手から鞄が無くなったので寝室へ寄る必要が無くなった二人は、達也に案内されるままリビングのソファに腰を下ろした。
「食事はまだだろう? すぐ用意させる」
しかし達也の口からこのセリフが告げられた時、水波は座ったばかりのソファから勢いよく立ち上がっていた。
「達也さま、私がご用意致します」
声は落ち着いたものだったが、彼女の瞳には並々ならぬ熱意が込められている。それを見て、達也はすぐに説得を諦めた。
「……分かった。ピクシー、キッチンシステムをマニュアルモードに変更してくれ」
「拒否・します」
しかし、ピクシーの回答は予想外にも程があるものだった。対応出来ない、ならまだ分かる。マニュアルへの切り替え機能がついているのは把握しているので明らかに嘘だと分かるが、それならまだ、ある意味で誤作動の範疇に何とか収まるだろう。だが自分の意思でオーナーの命令に逆らうなど、機械としてあってはならない事だ。ピクシーが純然たる機械でないことを改めて実感しながら、達也はもう一度命じた。

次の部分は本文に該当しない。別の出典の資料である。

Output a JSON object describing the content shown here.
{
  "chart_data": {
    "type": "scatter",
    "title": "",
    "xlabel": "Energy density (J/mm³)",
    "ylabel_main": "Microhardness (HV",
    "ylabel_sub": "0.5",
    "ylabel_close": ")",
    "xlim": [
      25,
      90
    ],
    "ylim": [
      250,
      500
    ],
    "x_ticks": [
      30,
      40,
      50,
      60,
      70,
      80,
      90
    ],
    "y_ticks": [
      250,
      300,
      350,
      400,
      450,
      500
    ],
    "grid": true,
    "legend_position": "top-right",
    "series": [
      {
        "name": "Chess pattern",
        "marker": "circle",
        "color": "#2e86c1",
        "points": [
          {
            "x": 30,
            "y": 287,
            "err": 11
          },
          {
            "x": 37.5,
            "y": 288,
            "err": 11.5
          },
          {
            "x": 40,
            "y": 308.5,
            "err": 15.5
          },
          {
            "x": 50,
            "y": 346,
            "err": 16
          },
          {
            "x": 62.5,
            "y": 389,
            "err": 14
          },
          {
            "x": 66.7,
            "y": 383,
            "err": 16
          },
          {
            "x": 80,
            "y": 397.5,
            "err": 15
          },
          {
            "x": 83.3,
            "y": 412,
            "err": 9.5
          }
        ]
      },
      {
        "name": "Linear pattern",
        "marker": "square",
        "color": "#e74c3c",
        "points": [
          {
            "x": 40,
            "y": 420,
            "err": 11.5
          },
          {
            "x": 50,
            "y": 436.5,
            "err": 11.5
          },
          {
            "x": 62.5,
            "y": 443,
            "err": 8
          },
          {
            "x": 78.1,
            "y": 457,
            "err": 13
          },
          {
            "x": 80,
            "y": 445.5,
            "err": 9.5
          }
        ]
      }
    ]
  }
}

「拒否は許さない。ピクシー、キッチンシステムをマニュアルモードに変更しろ。これは命令だ」
「マスターは・その人間の・料理の方が・お好み・なのですか」
達也は頭痛を覚えた。薄々感じていたが、この別荘に来てからピクシーの自我が育っているように思われる。達也の命令に背いて自己主張をするのはこれが初めてだが、達也が指示を出す前に自分からあれこれ世話を焼こうとする場面には少なからず心当たりがある。しかし、だからこそ、あまり自由にさせるわけにはいかない。
「好みの問題ではない。ピクシー、これは命令だ」
「……かしこまりました」
そんな機能は備わっていないから達也の気のせいに違いないのだが、ピクシーは不満げに応えて、キッチンのシステムをマニュアルモードに切り替えた。
「ご苦労。ピクシー、サスペンドモード移行」
「かしこまりました」
これも百パーセント気のせいのはずだが、ピクシーは不満をあらわにして、部屋の隅の椅子に腰かけ、人形のように静止した。
「では、私は御夕食の用意をしてまいります」
ピクシーとは対照的に、水波はうきうきした後姿を見せながらキッチンへ向かった。
「勝ちました……」
「水波ちゃん、何か言ったかしら?」
「いえ、何でもありません」
本当は深雪も達也も水波の呟きが聞こえているのだが、あえて聞こえなかったことにして水波をキッチンへ見送った。
「ピクシーもだが、水波もおかしくないか?」
「それだけ一週間という時間が影響を与えているのでしょう。私だって、達也様に会えなかったこの一週間、上の空でしたから」
「そうか」
自分は常に深雪の存在を把握しているから平気だったのだろうかと、達也は自分がおかしいのではないかと疑い始めたのだった。